Example Use: A Business Improvement Area would like to know the demographic, economic and social context of the City

Source: Statistics Canada

Website: https://www12.statcan.gc.ca/census-recensement/2016/dp-pd/prof/index.cfm?Lang=E

Geography: Nationwide, Province, Region, and Municipalities

Unit of Measure: Households, Families, and Individuals

Cost: Free

Limitations: For detailed and custom geographies like neighbourhoods, a high level of census data knowledge is required. Datasets reflect data as from the Census 2016.

 

Private, Paid Data Sources

For more timely commercial/retail vacancies and demographics data, users may want to consider the following private sources. The major limitation for these kinds of datasets tend to be cost as detailed information requires joining a subscription service or engaging a firm for consultation services. Moreover, for small markets and communities, this data may not be available.

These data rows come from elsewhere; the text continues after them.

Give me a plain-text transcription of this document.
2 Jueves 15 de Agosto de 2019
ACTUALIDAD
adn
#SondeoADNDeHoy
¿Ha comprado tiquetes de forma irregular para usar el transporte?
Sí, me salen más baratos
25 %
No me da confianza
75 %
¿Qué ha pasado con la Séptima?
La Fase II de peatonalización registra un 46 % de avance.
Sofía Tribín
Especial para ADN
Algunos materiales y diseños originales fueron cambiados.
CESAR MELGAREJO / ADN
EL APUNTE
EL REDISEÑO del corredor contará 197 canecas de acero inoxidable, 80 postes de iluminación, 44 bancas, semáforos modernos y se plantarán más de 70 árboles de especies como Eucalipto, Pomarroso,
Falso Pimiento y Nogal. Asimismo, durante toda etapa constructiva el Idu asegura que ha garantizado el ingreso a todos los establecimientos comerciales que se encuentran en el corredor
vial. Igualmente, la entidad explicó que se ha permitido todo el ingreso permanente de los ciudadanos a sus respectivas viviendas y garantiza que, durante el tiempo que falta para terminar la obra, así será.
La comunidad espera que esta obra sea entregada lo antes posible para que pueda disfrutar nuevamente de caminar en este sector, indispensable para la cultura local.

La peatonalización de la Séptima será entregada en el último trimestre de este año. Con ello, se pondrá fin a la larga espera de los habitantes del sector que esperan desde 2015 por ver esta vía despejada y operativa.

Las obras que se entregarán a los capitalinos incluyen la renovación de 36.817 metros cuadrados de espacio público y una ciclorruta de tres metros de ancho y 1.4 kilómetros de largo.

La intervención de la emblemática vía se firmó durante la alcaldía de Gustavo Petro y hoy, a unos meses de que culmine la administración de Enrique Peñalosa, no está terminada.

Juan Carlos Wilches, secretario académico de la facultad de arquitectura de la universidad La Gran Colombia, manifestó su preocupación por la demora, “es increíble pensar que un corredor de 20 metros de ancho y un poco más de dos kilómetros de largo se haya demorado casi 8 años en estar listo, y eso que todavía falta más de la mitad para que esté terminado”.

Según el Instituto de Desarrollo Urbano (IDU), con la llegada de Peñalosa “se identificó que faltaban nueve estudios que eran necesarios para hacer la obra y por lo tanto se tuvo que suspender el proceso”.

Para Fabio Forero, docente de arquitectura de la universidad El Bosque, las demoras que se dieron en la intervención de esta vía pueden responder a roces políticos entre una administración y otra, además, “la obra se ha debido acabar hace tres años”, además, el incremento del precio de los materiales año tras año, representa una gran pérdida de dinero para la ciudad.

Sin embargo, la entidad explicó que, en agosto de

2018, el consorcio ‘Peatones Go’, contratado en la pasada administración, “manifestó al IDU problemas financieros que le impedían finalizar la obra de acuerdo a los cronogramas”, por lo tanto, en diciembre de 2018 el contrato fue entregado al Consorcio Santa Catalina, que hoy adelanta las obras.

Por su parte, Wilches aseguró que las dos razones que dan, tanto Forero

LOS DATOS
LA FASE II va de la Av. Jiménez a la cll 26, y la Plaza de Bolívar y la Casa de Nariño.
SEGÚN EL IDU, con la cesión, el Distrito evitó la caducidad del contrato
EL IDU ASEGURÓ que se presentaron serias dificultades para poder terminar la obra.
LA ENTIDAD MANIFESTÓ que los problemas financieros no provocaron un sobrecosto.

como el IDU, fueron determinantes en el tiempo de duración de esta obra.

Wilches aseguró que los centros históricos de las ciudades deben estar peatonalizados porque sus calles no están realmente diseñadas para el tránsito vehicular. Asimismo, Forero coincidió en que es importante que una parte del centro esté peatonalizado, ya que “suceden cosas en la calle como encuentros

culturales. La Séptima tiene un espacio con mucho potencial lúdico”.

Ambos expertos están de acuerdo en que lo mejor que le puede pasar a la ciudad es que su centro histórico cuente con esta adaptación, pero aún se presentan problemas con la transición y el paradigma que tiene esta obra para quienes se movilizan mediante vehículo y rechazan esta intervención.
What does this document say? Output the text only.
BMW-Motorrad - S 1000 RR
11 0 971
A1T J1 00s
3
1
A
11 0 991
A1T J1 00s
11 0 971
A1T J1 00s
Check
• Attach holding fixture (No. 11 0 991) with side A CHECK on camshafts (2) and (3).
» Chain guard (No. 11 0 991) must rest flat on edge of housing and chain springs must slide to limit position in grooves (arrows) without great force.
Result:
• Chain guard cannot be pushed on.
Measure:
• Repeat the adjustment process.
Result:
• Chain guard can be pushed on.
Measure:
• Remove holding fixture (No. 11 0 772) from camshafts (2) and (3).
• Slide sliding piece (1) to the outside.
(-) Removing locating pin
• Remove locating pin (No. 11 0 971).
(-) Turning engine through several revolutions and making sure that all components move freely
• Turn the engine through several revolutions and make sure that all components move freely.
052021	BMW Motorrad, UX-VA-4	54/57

Commercial and Retail Vacancy

Example Use: A Business Improvement Area would like to acquire very geographically specific data on commercial and retail vacancies.

Source: Costar

Website: https://www.costar.com/

Geography: Customizable

Unit of Measure: Storefronts

Cost: Subscription Based

Limitations: Proprietary datasets and sources which may have limited neighbourhood coverage depending on area and community.

 

Demographics

Example Use: A Business Improvement Area would like to obtained detail and more timely demographic data and profiles for a neighbourhood.

Source: Environics Analytics

Website: https://environicsanalytics.com/en-ca/data

Geography: Customizable

Unit of Measure: Individuals

Cost: Subscription Based

Limitations: The data is generated through proprietary methodologies and public and private data sources, but is provides a more time demographic portrait of a community.